Photo Credit: Aaron Berecka | Daily Texan Staff

In accepting the UT System’s operating budget for the upcoming fiscal year, the Board of Regents approved Chancellor Francisco Cigarroa’s proposal Thursday to utilize more of the System’s endowment to offset the lack of in-state tuition increases.

Prompted by Gov. Rick Perry, the Board of Regents decided in May against increasing in-state tuition costs at the University and the other eight System academic campuses.

Following the decision in May, Cigarroa and Scott Kelley, executive vice chancellor for business affairs, devised a plan to offset the cost of not raising tuition. Their now approved proposal will allocate $28.2 million in recurring revenue from the Available University Fund, or AUF, toward the University.

"A lot of work went into that offset plan and a lot of different scenarios were looked at," Chairman Paul Foster told reporters after the meeting Thursday. "One of the challenges was coming up with a plan that was recurring."  

The AUF stems from the public endowment known as the Permanent University Fund, or PUF, which is funded by the proceeds from the sale of oil, gas, sulfur and water royalties in West Texas and then invested in the form of stocks, bonds and equity interest. The return on these investments becomes the AUF, which is used to support both UT and Texas A&M University institutions.

Because UT-Austin is the only System institution that can directly receive AUF money, the System will cover costs and activities traditionally undertaken by the eight other UT academic campuses. The System intends to pay for costs related to property insurance and information technology and assume management of internal audit functions and digital library services, opening up $31 million for those institutions to use.

"It’s a very strategic initiative, so we don’t have to increase tuition for our students," Cigarroa said.

The regents also approved a one-time 1.5 percent increase in PUF distribution to AUF for the 2014 fiscal year. The decision brings the fiscal year’s distribution rate up to 7 percent. With the additional money available, the nine System academic institutions will each present proposals to Cigarroa over the next six months to show how they will use the money to increase both online and campus enrollment.

"Our revenues and the values of the our assets in West Texas have grown substantially in recent years to allow for a larger endowment," Foster said. "Our campuses have needs. We’re trying to increase access, which really means increasing enrollment. We’re trying to make an education available to a lot more kids, and we’ve got to find ways to fund that."

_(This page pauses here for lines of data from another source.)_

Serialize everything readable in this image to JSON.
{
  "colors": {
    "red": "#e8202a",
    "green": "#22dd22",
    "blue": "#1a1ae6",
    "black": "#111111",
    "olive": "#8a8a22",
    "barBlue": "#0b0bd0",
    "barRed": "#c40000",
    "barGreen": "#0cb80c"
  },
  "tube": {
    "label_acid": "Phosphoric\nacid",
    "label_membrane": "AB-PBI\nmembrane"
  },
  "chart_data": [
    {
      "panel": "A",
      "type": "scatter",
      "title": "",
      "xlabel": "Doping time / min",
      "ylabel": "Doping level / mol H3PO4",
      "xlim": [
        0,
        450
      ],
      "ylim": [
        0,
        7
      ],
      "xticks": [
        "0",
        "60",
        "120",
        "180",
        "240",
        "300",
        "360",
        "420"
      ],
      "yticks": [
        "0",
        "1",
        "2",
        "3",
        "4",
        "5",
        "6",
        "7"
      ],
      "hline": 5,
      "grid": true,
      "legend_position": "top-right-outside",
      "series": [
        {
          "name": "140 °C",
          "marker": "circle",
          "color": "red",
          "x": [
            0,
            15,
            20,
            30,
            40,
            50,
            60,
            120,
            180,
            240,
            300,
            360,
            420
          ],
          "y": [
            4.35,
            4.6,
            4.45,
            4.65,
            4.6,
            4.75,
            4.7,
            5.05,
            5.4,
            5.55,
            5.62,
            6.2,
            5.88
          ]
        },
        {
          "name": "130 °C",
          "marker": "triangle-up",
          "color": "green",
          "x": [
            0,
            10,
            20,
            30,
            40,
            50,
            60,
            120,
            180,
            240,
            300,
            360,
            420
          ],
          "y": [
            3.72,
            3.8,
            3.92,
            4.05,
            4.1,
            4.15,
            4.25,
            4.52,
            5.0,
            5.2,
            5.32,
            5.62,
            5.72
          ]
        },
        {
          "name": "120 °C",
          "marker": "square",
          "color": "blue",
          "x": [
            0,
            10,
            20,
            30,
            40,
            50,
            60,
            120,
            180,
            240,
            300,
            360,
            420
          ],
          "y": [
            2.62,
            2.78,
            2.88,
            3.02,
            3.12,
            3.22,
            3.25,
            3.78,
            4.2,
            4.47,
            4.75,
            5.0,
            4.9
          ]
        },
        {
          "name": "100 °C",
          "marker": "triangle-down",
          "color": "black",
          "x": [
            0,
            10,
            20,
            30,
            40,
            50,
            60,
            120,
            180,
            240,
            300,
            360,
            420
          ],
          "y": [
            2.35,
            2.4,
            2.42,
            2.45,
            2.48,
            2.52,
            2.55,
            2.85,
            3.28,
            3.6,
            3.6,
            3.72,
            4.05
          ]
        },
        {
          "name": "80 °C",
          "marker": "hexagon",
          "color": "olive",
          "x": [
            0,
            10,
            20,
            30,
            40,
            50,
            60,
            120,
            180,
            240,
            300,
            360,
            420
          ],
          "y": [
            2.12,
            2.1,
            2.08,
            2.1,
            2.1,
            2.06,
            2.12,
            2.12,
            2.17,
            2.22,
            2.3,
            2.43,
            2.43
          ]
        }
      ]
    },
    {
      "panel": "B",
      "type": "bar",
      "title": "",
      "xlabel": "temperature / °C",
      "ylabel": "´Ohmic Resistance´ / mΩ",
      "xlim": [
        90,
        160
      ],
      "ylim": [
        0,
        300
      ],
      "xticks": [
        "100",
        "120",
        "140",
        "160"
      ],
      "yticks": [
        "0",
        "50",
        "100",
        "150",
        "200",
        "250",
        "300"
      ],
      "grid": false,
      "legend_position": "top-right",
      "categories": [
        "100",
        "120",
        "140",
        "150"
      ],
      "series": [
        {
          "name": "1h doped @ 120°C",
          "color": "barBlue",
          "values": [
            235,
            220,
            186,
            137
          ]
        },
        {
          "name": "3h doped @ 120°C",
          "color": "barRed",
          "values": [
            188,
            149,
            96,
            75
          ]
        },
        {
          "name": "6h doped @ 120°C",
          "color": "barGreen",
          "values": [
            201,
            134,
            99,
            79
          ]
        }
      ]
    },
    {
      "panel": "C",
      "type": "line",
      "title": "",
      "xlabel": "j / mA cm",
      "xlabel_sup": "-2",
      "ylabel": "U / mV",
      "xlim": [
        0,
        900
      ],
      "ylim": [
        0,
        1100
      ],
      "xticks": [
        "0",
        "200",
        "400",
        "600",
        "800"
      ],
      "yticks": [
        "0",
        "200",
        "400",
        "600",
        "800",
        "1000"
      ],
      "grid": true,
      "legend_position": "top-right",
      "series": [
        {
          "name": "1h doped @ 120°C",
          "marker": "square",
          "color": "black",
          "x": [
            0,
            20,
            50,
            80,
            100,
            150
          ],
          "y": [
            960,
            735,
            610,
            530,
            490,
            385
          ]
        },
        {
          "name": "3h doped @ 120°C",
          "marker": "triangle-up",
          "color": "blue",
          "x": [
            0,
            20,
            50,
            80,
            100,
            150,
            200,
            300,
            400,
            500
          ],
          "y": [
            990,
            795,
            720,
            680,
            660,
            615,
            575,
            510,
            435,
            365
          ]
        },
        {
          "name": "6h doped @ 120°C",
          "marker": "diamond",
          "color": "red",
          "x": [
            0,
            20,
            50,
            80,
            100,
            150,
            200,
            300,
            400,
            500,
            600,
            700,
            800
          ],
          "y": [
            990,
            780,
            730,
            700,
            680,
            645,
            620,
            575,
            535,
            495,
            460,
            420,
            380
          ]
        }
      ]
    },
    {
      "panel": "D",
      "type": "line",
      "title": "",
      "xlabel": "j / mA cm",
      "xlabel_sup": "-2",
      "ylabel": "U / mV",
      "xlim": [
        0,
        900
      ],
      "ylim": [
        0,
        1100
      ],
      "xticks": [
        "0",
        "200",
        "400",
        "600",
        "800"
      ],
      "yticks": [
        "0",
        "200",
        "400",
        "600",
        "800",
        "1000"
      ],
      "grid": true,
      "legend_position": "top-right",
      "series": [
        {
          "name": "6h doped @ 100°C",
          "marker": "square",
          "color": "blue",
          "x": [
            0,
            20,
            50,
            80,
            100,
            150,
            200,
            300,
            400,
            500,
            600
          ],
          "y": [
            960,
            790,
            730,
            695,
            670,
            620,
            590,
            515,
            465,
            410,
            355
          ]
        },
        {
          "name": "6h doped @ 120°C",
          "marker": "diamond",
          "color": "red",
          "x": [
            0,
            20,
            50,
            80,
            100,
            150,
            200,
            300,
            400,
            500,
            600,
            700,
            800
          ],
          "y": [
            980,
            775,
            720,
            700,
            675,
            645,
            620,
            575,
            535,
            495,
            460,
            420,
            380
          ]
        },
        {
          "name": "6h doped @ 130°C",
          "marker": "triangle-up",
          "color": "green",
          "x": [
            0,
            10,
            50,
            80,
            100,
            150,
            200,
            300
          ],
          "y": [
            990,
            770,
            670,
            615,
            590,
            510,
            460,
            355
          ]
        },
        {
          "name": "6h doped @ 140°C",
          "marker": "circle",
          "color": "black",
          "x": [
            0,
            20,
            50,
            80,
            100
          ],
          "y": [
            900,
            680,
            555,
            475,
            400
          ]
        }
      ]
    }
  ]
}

UT spokesman Gary Susswein said the University will review how it could spend the additional funding.

"We hope that this additional funding gives us what we need to maintain our levels of excellence at UT-Austin," Susswein said.

Overall, the System’s 2015 fiscal year budget will increase by $888 million in revenue to a total of $15.9 billion and increase by $1 billion in expenses to a total of $15.6 billion. The University will have a 6.8 percent increase in its share of the budget, totaling to more than $2.5 billion.

In discussing the budget with the regents, Cigarroa said the increase for the University accounts for the accommodation of the Dell Medical School and a more accurate research budget, which he said was under-budgeted for the 2014 fiscal year.

At Thursday's meeting, the regents approved the creation of a neuroscience institute, an engineering institute in Houston and allocated more than $2.5 million to expanding System-wide suicide prevention programs for students.